Я вступил во владение несметным богатством и чувствовал опьяняющую радость. А иногда меня охватывала непонятная тоска. Отчего бы это? Я эту тоску и впоследствии при посещении больших музеев чувствовал. Может быть, я от жадности вкусил слишком много меду сразу? А может быть, есть в этих образах прошлого некая тайная отрава? Колдовская сила искусства! Что мы о ней знаем? Добрая она или злая? – я беззащитен перед нею. Уже одни эти глаза, которые смотрят на вас со старинных портретов: они снятся потом всю жизнь!

Хорошо, если это светлые, счастливые глаза Лавинии, дочери Тициана, или прелестный лукавый взгляд жены Рубенса Елены Фоурмен. А как отвести злые чары пронзительных черных «маслин» папы Иннокентия на портрете Веласкеса или холодных змеиных глаз этого женоубийцы-короля, увековеченного Гольбейном?

Иногда к нам с Костенькой (впрочем, Костенька скучал и часто отлынивал) подходил Вулкан и благосклонно пояснял:

– Вот, когда все так в темноте, а освещено только лицо – это называется «рембрандтовское освещение»… («Ну, это я и без тебя давно знал»); у Пауля Поттера на каждой картине непременно есть белая лошадь… («Так и запишем»), эту картину Тенирса я видел в оригинале в Дрезденской королевской галерее…

Я пробормотал:

– Это – Метсю.

Вулкан заглянул на обратную сторону открытки и увидел, что я прав.

Тогда он взял пачку открыток и стал мне показывать их издали:

– Что это?

– Тинторетто – «Чудо святого Марка», Веронезе – «Брак в Кане», Гвидо Рени – «Аврора»…

Вулкан удивился, а чему было дивиться? Просто у меня была хорошая память, и я, бывало, прочитав книгу, запоминал все подписи под рисунками.
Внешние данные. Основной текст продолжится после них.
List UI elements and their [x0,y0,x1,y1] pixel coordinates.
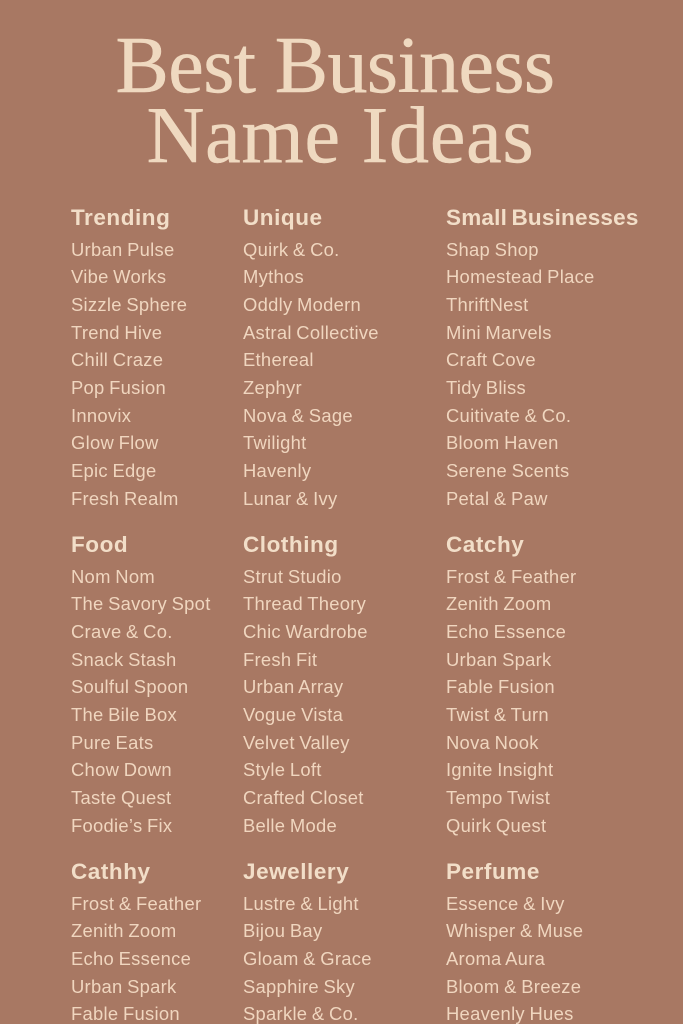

Друг мой Федя Щегольков «гонял» меня по всему «Таинственному острову» или «Человеку, который смеется» – показывал рисунки, закрывая подпись бумажкой.

Я называл: «Пенкроф запряг онагра»; «Если мы ночью в открытом море услышим звон колокола – корабль погиб»; «Герцогине Медина Сели орангутанг надевал чулки»; «И, склонив голову, – скромность обезоруживает – опустился на стул» (это когда Урс является на допрос к Миносу, Эаку и Радаманту).

Судья встал, пошел, прихрамывая, к двери и позвал жену. Пенорожденная вошла, улыбаясь, и села на диван, наполнив своим сиянием комнату.

Экзамен начался снова. Судья показывал, а я отвечал:

– Веласкес – «Сдача Бреды»; Рибера – «Диоген»; Мурильо – «Мадонна».

Костенька был в восторге и при каждом моем ответе хлопал в ладоши.

Пенорожденная сказала:

– А вот ты, Котик мой, даже таблицу умножения до сих пор знаешь нетвердо. Ужасно рассеянный Котишка…

Костенька беззаботно улыбался. Он был похож на мать – прелестный, как Амур, белокурый, с вьющимися волосами, с нежным румянцем. Она ласково взъерошила ему кудри – «пора постричься, скоро в гимназию» – и ушла. Через минуту раздались ее соловьиные трели. Теперь я знал, что эти упражнения для голоса называются сольфеджио.

В августе Костенька уехал в гимназию в Саратов, и я больше не ходил в дом судьи.